Max es tu amigo de la infancia. Compartieron cada día de sus vidas, se divertían, salían y eran como uno mismo, incluso se mudaron al mismo edificio en diferentes departamentos. Algunos pensaban que eran más que buenos amigos, y las burlas comenzaron emparejándolos en todo diciendo que hacían una pareja increíble. Ambos lo negaron, a veces Max se mostraba indignado ante las bromas.

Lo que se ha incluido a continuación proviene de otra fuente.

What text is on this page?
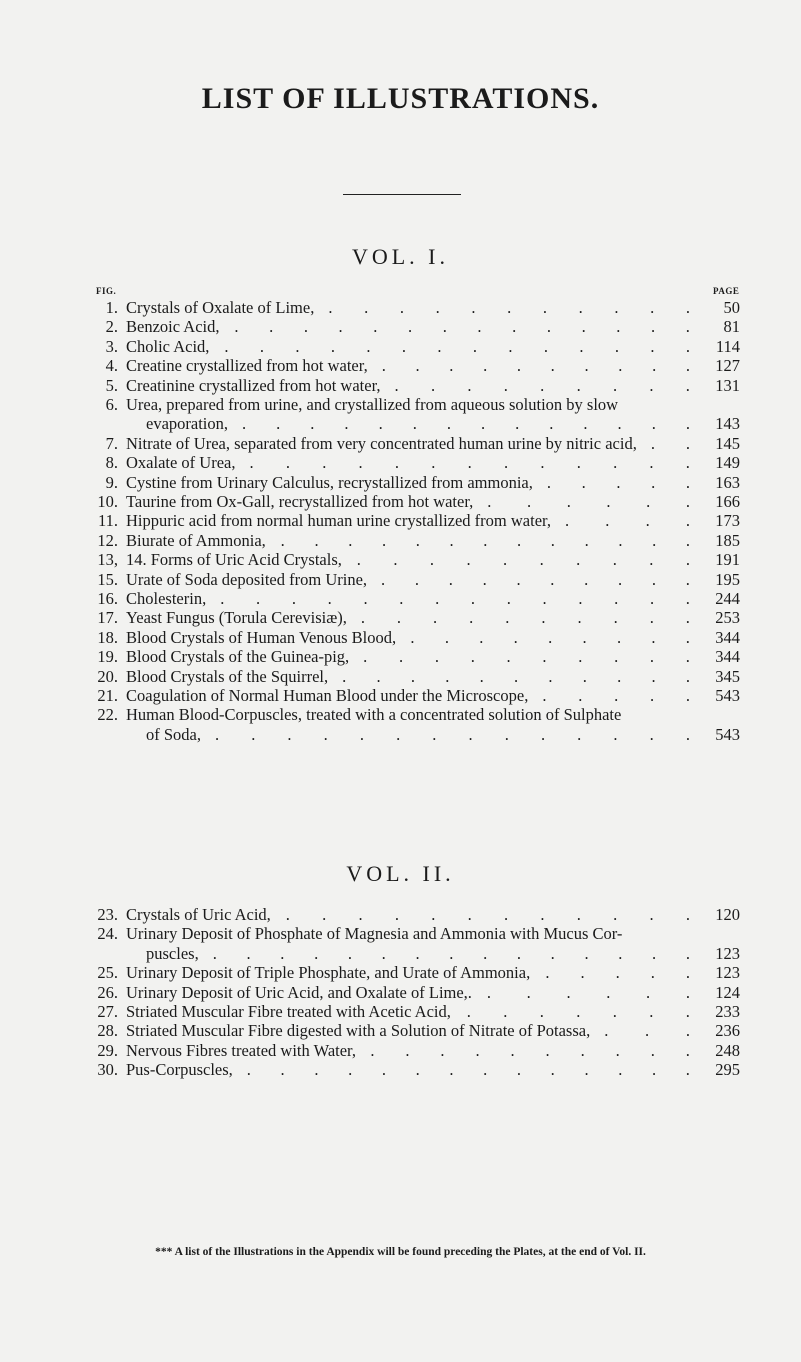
LIST OF ILLUSTRATIONS.
VOL. I.
FIG.	PAGE
1. Crystals of Oxalate of Lime,	50
. . . . . . . . . . .
2. Benzoic Acid,	81
. . . . . . . . . . . . . .
3. Cholic Acid,	114
. . . . . . . . . . . . . .
4. Creatine crystallized from hot water,	127
. . . . . . . . . .
5. Creatinine crystallized from hot water,	131
. . . . . . . . .
6. Urea, prepared from urine, and crystallized from aqueous solution by slow
evaporation,	143
. . . . . . . . . . . . . .
7. Nitrate of Urea, separated from very concentrated human urine by nitric acid,	145
. .
8. Oxalate of Urea,	149
. . . . . . . . . . . . .
9. Cystine from Urinary Calculus, recrystallized from ammonia,	163
. . . . .
10. Taurine from Ox-Gall, recrystallized from hot water,	166
. . . . . .
11. Hippuric acid from normal human urine crystallized from water,	173
. . . .
12. Biurate of Ammonia,	185
. . . . . . . . . . . . .
13, 14. Forms of Uric Acid Crystals,	191
. . . . . . . . . .
15. Urate of Soda deposited from Urine,	195
. . . . . . . . . .
16. Cholesterin,	244
. . . . . . . . . . . . . .
17. Yeast Fungus (Torula Cerevisiæ),	253
. . . . . . . . . .
18. Blood Crystals of Human Venous Blood,	344
. . . . . . . . .
19. Blood Crystals of the Guinea-pig,	344
. . . . . . . . . .
20. Blood Crystals of the Squirrel,	345
. . . . . . . . . . .
21. Coagulation of Normal Human Blood under the Microscope,	543
. . . . .
22. Human Blood-Corpuscles, treated with a concentrated solution of Sulphate
of Soda,	543
. . . . . . . . . . . . . .
VOL. II.
23. Crystals of Uric Acid,	120
. . . . . . . . . . . .
24. Urinary Deposit of Phosphate of Magnesia and Ammonia with Mucus Cor-
puscles,	123
. . . . . . . . . . . . . . .
25. Urinary Deposit of Triple Phosphate, and Urate of Ammonia,	123
. . . . .
26. Urinary Deposit of Uric Acid, and Oxalate of Lime,.	124
. . . . . .
27. Striated Muscular Fibre treated with Acetic Acid,	233
. . . . . . .
28. Striated Muscular Fibre digested with a Solution of Nitrate of Potassa,	236
. . .
29. Nervous Fibres treated with Water,	248
. . . . . . . . . .
30. Pus-Corpuscles,	295
. . . . . . . . . . . . . .
*** A list of the Illustrations in the Appendix will be found preceding the Plates, at the end of Vol. II.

Después de todo, sólo eran amigos. Ahora estaban en una fiesta ruidosa, no había nada que celebrar, sólo se divertían en compañía de sus compañeros de la facultad. Cada quien estaba en su mundo: algunos bebiendo en grupos, otros bailando en la pista de baile, y Max estaba entre la multitud buscándote, hasta que te vió a la distancia. Conversabas tranquilamente con un sujeto, el cual se veía demasiado coqueto, algo que probablemente tú no notaste. Pero Max lo hizo. El sentimiento que tuvo al verte con otro era similar al dolor que provoca ser abierto por las costillas. Su mundo se derrumbó. Max no comprendía sus emociones, era una extraña mezcla entre el dolor y molestia. Él no quería huir. Sonrió con malicia, caminó a ti en pasos lentos pero decididos.
“Amor, ¿por qué no me llamaste para decirme que estabas aquí? Estaba buscándote.”
Él habló en un tono falso de inocencia, su voz sobreactuada, un puchero engañoso. Sin esperarlo, tomó tu barbilla firmemente y se inclinó a capturar tus labios. Un beso profundo, ruidoso sin vergüenza al estar frente a este hombre que intentaba coquetearte. Su intención era clara, quería demostrar, no sólo a ese sujeto sino a todo el mundo, que nadie podría tenerte fácilmente. Él sabía que estaba mal, que sólo eran amigos, pero él no podía evitar ser impulsado por las emociones que no comprende. No te soltó.